At a typical family gathering, even if it’s outside, people are hugging, kissing, arms on each other, sharing food, sharing drinks. That’s what I love about our culture. And that’s what’s spreading SARS-CoV-2, the virus that causes COVID-19. We have to change the way we show our affection and celebrate milestones.

  • Limit the number of people. Less than 10, ideally 5, but those aren’t magic numbers and all carry risk. Can you fit 10 people in your house in a way that allows for distancing? The more people, the more likely you are to crowd together, just by nature. So limiting the number isn’t just based on physical space. Keep it small.
  • Is anyone high risk? If so, find others way to interact with them one on one, with proper masks. Don’t bring grandma into a house full of 20-somethings. We zoomed my mom’s 86th birthday and while it wasn’t the same, it had the added advantage of allowing family from across the continental US and Guam to participate.
  • Each person has their own bowl of chips, don’t put your hands in the same big bowl. Avoid the buffet with 20 hands touching it all. Avoid communal food.
  • BYOB is great here — bring your own and keep it to yourself. That may feel selfish, but it’s actually very giving.
  • Stay outside when possible, still adhering to limited numbers. Heat doesn’t kill the virus (you need 130F+ directly on it), but the virus is more “diluted” for lack of a better term. It’s less likely to hang in close contact for very long. But you still need 6ft+ between you.
  • Wear a mask, properly, consistently. Masks aren’t perfect, they’re just one tool to limit spread. Of course you’re going to eat and drink and take the mask off. Take it off properly, not grabbing the front of it, not pulled down on your chin. Keep a distance from others when eating/drinking. Put the mask back on when you’re done. Don’t take it off to talk.
  • If the music is so loud people need to shout, turn it down. Shouting increases the volume of air, and therefore spray, that comes out of your mouth.

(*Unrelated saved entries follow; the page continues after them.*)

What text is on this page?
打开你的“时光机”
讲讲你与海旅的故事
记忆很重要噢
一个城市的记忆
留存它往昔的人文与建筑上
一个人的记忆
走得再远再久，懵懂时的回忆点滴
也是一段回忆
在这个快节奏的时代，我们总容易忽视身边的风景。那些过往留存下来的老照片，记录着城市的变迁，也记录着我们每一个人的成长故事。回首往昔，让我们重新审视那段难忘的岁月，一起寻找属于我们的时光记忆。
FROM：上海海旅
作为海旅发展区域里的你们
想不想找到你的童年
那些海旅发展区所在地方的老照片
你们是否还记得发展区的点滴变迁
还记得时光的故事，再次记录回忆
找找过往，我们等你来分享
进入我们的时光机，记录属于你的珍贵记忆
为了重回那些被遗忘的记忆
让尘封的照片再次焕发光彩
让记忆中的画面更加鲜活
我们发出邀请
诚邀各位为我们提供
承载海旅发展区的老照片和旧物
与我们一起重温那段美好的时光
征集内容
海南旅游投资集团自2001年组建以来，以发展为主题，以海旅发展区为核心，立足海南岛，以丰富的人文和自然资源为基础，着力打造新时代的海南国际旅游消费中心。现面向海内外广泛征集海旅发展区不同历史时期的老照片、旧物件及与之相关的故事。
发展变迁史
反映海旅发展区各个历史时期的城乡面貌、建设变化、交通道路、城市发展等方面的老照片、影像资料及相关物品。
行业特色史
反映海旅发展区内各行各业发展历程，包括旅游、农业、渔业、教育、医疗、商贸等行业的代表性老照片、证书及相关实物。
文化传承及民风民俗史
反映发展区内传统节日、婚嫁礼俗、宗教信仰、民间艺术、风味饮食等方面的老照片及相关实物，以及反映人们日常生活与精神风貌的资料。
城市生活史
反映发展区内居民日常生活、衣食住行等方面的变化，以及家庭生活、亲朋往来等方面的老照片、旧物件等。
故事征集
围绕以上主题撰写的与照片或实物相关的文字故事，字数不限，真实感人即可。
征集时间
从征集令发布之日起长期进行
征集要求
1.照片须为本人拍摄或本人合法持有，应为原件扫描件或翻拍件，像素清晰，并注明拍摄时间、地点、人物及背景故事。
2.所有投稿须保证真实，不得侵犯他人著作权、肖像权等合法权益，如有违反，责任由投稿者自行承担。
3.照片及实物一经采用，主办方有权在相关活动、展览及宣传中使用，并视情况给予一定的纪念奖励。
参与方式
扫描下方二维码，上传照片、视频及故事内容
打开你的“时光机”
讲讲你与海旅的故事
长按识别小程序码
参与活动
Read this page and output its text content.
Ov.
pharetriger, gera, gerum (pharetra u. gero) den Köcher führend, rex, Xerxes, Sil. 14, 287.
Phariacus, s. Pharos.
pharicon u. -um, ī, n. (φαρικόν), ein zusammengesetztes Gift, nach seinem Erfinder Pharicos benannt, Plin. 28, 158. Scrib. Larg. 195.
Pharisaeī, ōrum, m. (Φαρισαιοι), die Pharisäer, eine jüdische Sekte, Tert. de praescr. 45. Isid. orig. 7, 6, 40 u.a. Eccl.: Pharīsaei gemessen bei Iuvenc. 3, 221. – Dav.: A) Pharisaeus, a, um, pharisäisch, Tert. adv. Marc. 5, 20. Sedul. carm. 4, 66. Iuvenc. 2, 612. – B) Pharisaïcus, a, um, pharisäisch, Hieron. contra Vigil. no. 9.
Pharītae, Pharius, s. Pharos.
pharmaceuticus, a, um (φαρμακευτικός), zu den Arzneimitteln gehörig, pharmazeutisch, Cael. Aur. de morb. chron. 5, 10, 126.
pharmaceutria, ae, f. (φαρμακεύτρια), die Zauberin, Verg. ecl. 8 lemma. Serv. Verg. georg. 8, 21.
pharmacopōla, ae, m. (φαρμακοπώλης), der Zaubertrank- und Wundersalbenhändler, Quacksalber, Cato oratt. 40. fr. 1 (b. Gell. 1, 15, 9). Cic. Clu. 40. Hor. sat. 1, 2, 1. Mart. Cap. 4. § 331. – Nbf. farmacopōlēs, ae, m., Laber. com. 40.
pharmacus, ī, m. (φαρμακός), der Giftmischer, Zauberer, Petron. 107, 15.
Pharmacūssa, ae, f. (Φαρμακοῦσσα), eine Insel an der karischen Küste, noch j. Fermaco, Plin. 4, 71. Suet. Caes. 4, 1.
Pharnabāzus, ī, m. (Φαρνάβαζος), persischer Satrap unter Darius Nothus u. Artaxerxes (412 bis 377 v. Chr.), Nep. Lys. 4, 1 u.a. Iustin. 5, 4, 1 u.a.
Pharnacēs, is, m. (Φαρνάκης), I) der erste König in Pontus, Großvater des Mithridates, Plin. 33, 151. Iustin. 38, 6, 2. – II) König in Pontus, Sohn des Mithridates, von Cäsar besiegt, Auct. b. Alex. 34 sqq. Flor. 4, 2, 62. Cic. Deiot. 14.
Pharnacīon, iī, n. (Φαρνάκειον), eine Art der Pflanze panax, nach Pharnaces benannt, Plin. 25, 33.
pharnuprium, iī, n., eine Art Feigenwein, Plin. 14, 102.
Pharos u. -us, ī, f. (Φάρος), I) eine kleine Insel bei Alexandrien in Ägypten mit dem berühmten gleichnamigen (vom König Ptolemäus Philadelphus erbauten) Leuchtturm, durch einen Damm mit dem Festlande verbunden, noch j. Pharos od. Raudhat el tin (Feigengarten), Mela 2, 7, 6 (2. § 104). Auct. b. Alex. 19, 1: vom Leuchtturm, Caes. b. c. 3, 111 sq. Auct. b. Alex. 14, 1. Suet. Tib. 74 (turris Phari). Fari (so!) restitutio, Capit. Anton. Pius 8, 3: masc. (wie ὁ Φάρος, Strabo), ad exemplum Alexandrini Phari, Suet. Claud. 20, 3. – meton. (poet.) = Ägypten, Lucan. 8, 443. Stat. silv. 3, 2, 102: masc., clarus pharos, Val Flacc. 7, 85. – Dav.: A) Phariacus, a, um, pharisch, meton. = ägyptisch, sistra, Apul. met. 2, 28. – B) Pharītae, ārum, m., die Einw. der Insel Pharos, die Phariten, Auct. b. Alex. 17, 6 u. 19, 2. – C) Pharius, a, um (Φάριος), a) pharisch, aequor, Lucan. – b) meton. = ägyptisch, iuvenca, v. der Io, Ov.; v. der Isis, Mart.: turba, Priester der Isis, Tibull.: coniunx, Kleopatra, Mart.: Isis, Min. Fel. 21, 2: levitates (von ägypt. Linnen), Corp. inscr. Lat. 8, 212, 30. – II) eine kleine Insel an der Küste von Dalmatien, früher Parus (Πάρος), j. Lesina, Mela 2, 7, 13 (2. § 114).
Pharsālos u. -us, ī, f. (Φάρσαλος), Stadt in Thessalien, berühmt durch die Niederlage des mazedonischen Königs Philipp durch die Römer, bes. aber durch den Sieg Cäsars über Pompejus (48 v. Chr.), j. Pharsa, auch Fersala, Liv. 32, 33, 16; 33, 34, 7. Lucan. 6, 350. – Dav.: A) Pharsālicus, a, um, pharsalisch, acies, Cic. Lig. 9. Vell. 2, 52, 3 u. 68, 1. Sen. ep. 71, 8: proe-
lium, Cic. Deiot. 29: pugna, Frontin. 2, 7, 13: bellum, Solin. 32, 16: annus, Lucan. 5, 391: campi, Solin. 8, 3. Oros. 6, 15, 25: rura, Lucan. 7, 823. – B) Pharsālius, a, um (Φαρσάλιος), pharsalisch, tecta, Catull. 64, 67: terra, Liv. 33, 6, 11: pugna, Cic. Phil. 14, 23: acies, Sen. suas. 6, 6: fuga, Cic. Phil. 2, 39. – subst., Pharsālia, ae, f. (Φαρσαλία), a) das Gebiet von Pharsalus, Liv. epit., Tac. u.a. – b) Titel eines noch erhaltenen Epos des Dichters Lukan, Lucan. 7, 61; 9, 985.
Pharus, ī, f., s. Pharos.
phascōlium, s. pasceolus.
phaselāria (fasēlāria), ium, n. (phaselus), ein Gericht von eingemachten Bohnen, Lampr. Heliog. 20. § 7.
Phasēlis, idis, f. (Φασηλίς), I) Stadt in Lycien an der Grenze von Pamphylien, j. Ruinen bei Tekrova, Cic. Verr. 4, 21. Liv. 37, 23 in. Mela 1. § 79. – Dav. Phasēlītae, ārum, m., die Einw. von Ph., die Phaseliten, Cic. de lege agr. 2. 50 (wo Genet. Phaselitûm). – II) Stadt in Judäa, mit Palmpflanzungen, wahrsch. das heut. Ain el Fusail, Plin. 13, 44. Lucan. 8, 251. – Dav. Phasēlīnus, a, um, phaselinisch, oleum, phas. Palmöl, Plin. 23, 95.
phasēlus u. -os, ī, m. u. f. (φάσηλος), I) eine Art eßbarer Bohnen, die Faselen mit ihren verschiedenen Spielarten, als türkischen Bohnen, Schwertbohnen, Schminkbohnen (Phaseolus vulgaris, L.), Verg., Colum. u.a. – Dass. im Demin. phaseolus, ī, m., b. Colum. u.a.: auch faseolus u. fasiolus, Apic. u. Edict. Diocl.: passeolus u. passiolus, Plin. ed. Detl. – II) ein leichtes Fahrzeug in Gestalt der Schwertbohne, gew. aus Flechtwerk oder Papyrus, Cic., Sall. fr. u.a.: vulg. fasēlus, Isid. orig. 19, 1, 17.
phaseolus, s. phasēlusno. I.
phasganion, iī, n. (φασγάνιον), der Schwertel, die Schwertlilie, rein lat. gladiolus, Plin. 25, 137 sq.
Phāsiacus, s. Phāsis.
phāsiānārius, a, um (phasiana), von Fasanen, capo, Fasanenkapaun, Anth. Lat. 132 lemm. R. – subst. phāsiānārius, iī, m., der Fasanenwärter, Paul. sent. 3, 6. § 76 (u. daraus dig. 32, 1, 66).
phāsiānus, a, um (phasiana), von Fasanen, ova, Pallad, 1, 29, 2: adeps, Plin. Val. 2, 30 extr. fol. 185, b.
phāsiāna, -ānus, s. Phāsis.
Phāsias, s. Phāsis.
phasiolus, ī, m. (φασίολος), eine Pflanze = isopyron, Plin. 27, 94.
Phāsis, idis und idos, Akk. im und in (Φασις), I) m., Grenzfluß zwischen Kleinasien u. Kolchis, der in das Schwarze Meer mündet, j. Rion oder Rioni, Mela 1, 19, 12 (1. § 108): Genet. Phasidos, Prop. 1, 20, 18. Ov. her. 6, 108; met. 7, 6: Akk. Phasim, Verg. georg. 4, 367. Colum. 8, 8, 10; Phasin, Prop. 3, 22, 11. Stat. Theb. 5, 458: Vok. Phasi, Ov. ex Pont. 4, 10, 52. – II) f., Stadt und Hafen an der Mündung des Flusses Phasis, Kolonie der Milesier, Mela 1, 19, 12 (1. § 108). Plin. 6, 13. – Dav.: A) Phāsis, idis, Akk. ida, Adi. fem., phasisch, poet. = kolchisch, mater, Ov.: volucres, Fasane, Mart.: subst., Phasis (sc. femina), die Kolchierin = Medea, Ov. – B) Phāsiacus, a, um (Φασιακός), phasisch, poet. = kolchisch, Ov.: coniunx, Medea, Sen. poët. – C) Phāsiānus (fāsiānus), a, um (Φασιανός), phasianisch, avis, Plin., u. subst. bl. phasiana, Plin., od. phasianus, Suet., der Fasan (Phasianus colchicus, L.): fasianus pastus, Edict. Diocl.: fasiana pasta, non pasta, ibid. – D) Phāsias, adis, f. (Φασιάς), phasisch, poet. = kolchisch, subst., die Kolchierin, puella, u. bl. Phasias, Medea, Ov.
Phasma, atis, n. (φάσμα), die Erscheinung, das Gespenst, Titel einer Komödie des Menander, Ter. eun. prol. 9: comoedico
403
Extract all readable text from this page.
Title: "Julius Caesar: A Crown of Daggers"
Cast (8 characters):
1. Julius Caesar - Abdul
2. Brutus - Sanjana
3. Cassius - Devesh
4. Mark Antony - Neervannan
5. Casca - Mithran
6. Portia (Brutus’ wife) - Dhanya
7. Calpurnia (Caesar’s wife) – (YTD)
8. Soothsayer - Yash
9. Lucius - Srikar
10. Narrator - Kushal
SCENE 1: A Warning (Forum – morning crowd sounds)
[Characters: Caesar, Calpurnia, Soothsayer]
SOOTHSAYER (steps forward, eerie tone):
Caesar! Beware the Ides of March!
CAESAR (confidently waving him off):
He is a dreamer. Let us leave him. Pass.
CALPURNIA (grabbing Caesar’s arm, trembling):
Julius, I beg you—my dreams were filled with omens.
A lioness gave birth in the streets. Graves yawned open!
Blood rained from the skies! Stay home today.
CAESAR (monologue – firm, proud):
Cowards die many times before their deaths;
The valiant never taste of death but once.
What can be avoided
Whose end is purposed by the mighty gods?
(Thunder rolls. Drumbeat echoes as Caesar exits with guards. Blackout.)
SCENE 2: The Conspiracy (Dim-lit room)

I can tell you don’t mix with anyone outside your household, ever. And yes, that limits risk even more.

But we need people. It doesn’t need to be all or nothing. Safe, controlled, minimal gatherings can keep us mentally and emotionally healthy AND physically healthy.

Proceed with caution.

Dr. Rohr-Allegrini is an epidemiologist and tropical disease scientist currently working to prevent diseases through immunizations.